Almost seventy lesson plans created by educators and tested in their classrooms. They are organized by Discipline, Era, Theme, Title, or Topic. Required handouts and references and are ready for use "as is" or can be adapted as needed. The lessons look at American History through various perspectives and disciplines. There are also links for using primary materials with students, and more.
Features & Activities
An entire page of links to various activities, each with a short description and suggested grade levels.
1. Collaborative Activities
This area provides students an opportunity to interact with the Library of Congress and with other students. Some collaborations can be joined at any time, while others are "events" offered with moderation at specific times.

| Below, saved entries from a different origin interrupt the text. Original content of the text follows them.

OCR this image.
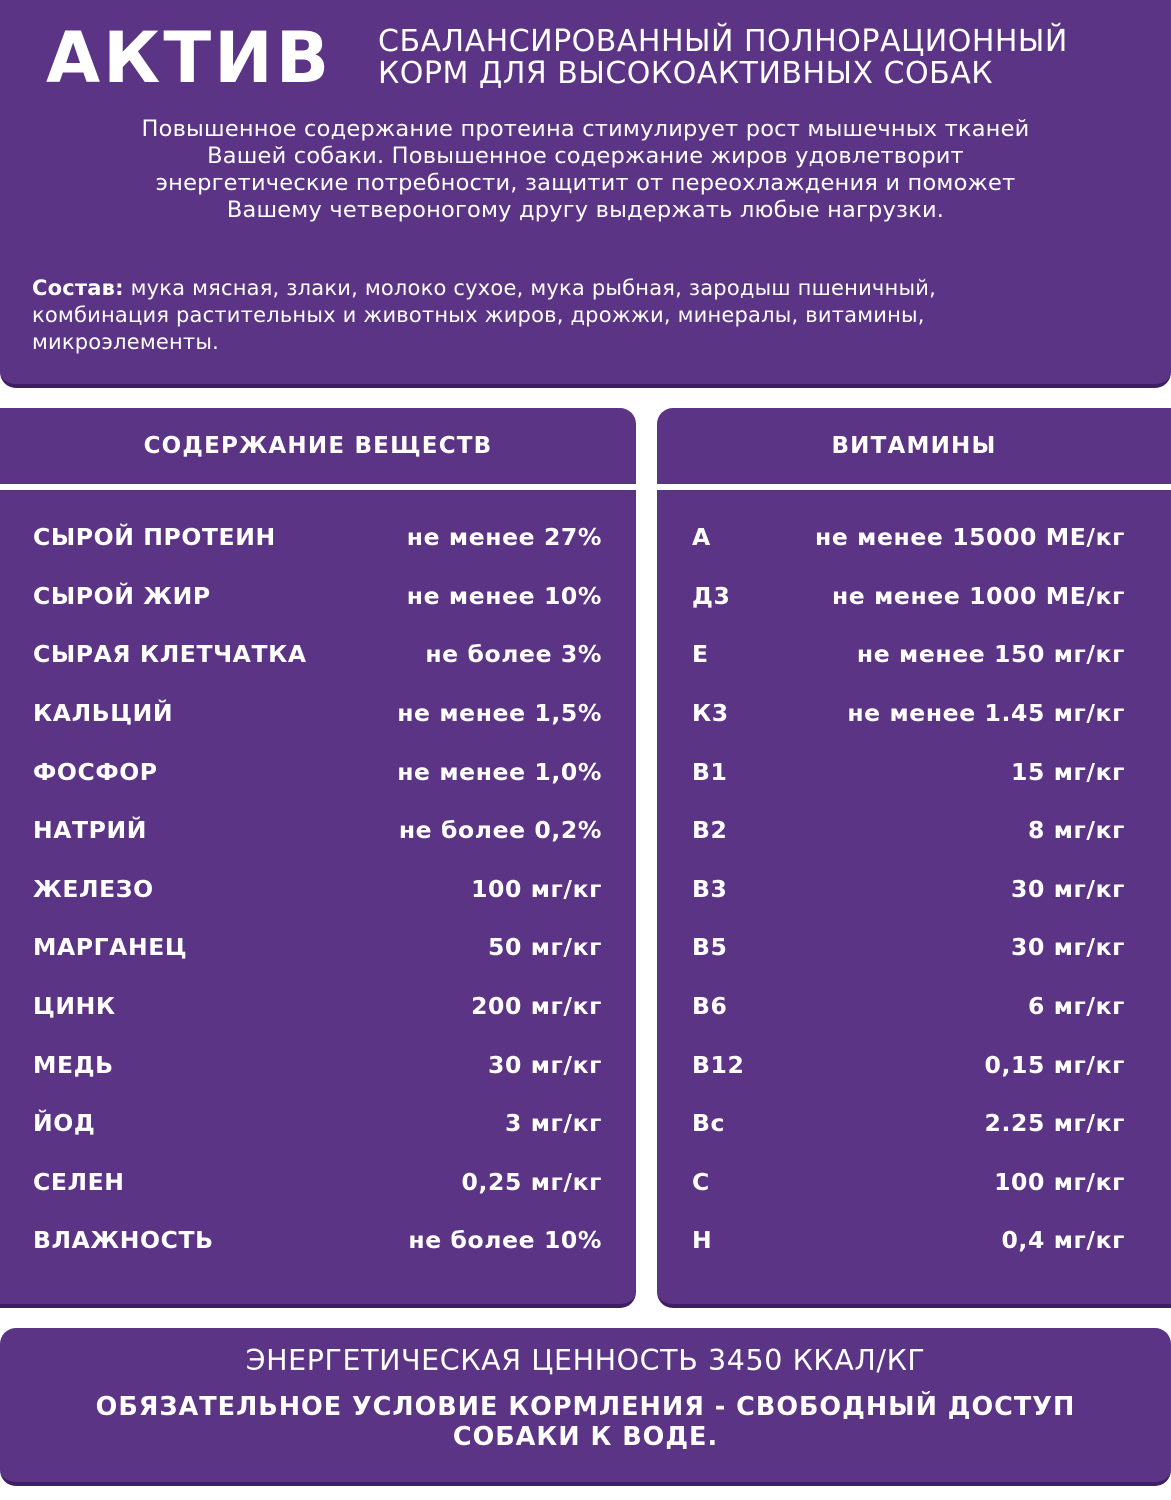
АКТИВ СБАЛАНСИРОВАННЫЙ ПОЛНОРАЦИОННЫЙ
КОРМ ДЛЯ ВЫСОКОАКТИВНЫХ СОБАК
Повышенное содержание протеина стимулирует рост мышечных тканей
Вашей собаки. Повышенное содержание жиров удовлетворит
энергетические потребности, защитит от переохлаждения и поможет
Вашему четвероногому другу выдержать любые нагрузки.
Состав: мука мясная, злаки, молоко сухое, мука рыбная, зародыш пшеничный,
комбинация растительных и животных жиров, дрожжи, минералы, витамины,
микроэлементы.
СОДЕРЖАНИЕ ВЕЩЕСТВ
СЫРОЙ ПРОТЕИН	не менее 27%
СЫРОЙ ЖИР	не менее 10%
СЫРАЯ КЛЕТЧАТКА	не более 3%
КАЛЬЦИЙ	не менее 1,5%
ФОСФОР	не менее 1,0%
НАТРИЙ	не более 0,2%
ЖЕЛЕЗО	100 мг/кг
МАРГАНЕЦ	50 мг/кг
ЦИНК	200 мг/кг
МЕДЬ	30 мг/кг
ЙОД	3 мг/кг
СЕЛЕН	0,25 мг/кг
ВЛАЖНОСТЬ	не более 10%
ВИТАМИНЫ
А	не менее 15000 МЕ/кг
Д3	не менее 1000 МЕ/кг
Е	не менее 150 мг/кг
К3	не менее 1.45 мг/кг
В1	15 мг/кг
В2	8 мг/кг
В3	30 мг/кг
В5	30 мг/кг
В6	6 мг/кг
В12	0,15 мг/кг
Вс	2.25 мг/кг
С	100 мг/кг
Н	0,4 мг/кг
ЭНЕРГЕТИЧЕСКАЯ ЦЕННОСТЬ 3450 ККАЛ/КГ
ОБЯЗАТЕЛЬНОЕ УСЛОВИЕ КОРМЛЕНИЯ - СВОБОДНЫЙ ДОСТУП
СОБАКИ К ВОДЕ.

Interactive, "hands on" experiences focused on specific topics, rather than broad themes. They require teacher direction, but invite students to participate.
3. Feature Presentations
Look across the American Memory collections to investigate curricular themes. They include historical background information, helping to tell the stories behind the themes.
Collection Connections provide activity ideas for using the collections to develop critical thinking skills. Access these materials by collection title in the alphabetical index.
Note: Some collections only contain a summary. Teaching resources have not yet been developed for these collections.
Meet Library staff, American Memory Fellows, and practicing educators from across the nation. Explore how primary sources can engage students in lifelong learning. Join in monthly, themed conversation through live chats.
The section is intended to help teachers make use of the Library's resources. It provides access to workshops and institutes (in the Library's Learning Center in Washington, or by video-conference) and an array of downloadable presentations and "handouts" for distribution. In addition, a collection of "Self-Serve Workshops" is available on historical topics, searching techniques, lesson design, an introduction to the collections, and even technical aspects of using the Web for learning and presentation
The American Memory website offers two points of entry for finding material in the collections.
The collections can be browsed alphabetically, by keyword or by title. A brief description of each collection can be displayed. The number of collections that are searched can also be narrowed by:
1. Broad Topics (History, Education, Social Sciences, Performing Arts, etc.)
2. Original Form (i.e. Written Materials, Maps, Motion Pictures, Photos & Prints, & Sound Recordings)
3. User’s Format (Hear, Read, View)
4. Time (Time period of the material)
5. Place (Section of the US)
6. Digital Format (JPEG, MPEG, MP3 PDF, QuickTime, RealMedia, SGML, MrSid, TIFF, WAV)
7. Collaborative Projects
8. Library Divisions
Each group of collections displayed can be searched by key word or phrase, individually or within the organizational categories listed.
Entry through the search link takes you directly to a search window where you can search across all collections simultaneously.
i. Search by key word or phrase .
ii. Remov the check before the collection to exclude that collection from the search.
iii. Limit collections by selecting the original form of the materials you seek.